Was wird gebaut?

Der Austausch der Dehnungsfugen der Erzsébet-Brücke wird in der dritten Bauphase fortgesetzt

Veröffentlicht

Mihály Nagy / magyarepitok.hu
Die Modernisierungsarbeiten betreffen die Abfahrten zum Rudas-Bad und zur Attila-Straße.

Die 1903 eröffnete Elisabethbrücke war mit ihrer Spannweite von 290 Metern Weltrekordhalterin. Obwohl sie nach Meinung vieler die schönste Brücke Budapests war, wurde das im Zweiten Weltkrieg zerstörte Bauwerk 1964 nicht als Nachbau, sondern nach den Plänen von Pál Sávoly als moderne Hängebrücke wieder aufgebaut.
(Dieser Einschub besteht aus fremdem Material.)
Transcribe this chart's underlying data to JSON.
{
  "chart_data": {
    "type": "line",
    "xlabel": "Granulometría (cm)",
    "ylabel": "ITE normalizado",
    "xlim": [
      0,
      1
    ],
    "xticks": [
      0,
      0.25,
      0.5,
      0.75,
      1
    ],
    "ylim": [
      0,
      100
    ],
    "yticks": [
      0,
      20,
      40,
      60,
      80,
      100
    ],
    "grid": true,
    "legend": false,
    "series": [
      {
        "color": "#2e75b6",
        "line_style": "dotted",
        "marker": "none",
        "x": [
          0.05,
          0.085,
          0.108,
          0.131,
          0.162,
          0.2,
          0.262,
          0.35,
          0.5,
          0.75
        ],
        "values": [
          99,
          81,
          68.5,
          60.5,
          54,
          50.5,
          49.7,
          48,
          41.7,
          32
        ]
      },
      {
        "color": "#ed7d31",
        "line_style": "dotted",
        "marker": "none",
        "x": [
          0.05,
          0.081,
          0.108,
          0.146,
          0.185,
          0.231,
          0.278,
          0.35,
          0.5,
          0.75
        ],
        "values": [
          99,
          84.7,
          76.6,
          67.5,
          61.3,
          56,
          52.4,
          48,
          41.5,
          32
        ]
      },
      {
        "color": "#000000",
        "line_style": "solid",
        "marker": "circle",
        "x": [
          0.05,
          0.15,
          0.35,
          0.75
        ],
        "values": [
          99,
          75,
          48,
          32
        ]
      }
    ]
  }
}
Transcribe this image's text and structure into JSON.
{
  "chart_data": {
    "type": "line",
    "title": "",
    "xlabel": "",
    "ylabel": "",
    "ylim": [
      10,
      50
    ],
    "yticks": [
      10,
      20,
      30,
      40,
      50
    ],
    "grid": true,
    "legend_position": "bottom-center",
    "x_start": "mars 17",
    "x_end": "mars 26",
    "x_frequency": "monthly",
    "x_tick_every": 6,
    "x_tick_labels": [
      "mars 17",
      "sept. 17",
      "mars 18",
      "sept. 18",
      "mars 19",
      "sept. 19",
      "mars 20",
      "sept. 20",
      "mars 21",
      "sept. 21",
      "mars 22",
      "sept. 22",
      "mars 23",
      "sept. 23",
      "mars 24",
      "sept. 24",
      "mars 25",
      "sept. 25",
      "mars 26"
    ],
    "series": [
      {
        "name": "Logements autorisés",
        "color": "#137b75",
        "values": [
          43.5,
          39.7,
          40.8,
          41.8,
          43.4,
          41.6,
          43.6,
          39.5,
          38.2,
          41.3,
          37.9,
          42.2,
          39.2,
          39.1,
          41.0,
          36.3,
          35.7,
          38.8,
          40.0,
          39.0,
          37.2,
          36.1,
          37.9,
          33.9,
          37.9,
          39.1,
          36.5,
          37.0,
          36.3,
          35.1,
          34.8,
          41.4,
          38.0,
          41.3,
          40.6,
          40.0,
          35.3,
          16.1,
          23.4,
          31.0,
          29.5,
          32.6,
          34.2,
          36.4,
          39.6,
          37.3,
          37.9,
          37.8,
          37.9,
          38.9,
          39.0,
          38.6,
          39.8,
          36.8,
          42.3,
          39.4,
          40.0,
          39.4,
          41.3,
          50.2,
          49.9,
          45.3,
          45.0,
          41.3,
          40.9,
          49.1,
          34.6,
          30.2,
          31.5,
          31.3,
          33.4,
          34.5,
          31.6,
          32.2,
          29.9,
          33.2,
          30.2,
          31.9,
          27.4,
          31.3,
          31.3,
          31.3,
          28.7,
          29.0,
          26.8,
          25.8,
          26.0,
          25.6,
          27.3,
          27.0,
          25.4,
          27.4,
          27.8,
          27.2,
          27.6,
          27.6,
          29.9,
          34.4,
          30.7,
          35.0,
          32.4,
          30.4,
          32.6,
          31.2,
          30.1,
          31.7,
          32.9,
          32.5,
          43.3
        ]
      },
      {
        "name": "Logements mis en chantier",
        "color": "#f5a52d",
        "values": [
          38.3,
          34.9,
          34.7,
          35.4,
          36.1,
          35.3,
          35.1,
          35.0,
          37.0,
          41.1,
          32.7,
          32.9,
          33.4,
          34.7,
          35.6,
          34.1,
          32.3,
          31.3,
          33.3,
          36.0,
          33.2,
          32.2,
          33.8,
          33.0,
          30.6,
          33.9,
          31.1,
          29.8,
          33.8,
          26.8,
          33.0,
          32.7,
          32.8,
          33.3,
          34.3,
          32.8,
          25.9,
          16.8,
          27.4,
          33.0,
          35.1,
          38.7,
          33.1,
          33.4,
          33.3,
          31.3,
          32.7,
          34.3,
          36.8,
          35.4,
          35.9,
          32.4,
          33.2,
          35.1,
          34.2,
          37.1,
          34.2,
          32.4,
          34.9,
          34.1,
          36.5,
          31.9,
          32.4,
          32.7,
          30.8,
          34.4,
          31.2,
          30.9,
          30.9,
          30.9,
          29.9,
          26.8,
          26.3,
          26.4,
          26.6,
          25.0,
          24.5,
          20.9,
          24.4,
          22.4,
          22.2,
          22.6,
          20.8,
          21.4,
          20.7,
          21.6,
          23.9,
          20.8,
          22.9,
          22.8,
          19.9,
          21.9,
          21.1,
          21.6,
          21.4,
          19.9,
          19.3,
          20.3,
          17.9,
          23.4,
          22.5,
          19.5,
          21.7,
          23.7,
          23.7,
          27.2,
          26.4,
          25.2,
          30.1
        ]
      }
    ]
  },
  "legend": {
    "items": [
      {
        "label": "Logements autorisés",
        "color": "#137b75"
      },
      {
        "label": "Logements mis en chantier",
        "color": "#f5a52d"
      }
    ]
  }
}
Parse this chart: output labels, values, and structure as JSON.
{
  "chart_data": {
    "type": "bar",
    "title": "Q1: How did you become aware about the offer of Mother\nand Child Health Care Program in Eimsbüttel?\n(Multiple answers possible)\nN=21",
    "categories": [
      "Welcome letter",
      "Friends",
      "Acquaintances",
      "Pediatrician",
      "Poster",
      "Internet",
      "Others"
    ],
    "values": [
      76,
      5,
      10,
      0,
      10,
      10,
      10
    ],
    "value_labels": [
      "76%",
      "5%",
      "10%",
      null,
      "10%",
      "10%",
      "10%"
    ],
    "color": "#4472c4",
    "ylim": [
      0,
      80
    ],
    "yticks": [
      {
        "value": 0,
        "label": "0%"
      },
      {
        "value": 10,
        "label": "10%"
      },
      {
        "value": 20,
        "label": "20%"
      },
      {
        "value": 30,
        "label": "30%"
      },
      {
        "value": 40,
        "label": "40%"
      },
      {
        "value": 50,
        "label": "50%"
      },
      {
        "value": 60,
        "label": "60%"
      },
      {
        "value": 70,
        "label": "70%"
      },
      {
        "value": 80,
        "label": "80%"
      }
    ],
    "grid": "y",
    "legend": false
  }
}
So entstand eine schlanke Brücke mit schönen Bögen und einer durchdachten Konstruktion, die voller technischer Besonderheiten steckt. Die anmutige Linienführung wird durch massive Ankerblöcke ermöglicht, die im Brückenpfeiler auf der Pest-Seite verborgen sind und bis heute die Kraft der modernistischen Traditionen Budapests demonstrieren. Anstelle der früheren Ketten trägt das aus 61-61 Kabeln bestehende Tragwerk der Brücke eine ausgesteifte Stahlkonstruktion, die die Fahrbahn direkt trägt. Die neue Brücke benötigte, obwohl sie eine höhere Tragfähigkeit aufweist, nur halb so viel Stahl wie das Original.

 

 

Wir befinden uns in den Jahren der Instandhaltung

An der mittlerweile 62 Jahre alten Brücke wurden bereits mehrere kleinere Reparatur- und Instandhaltungsarbeiten durchgeführt (zum Beispiel eine größere Erhaltungsmaßnahme in den Jahren 1997–98 sowie die Sanierung der Zufahrten in den Jahren 2004 und 2013), doch der vollständige Austausch der Dehnungsfugen ist eine wichtige Brückeninstandhaltungsmaßnahme für die Mitte der 2020er Jahre.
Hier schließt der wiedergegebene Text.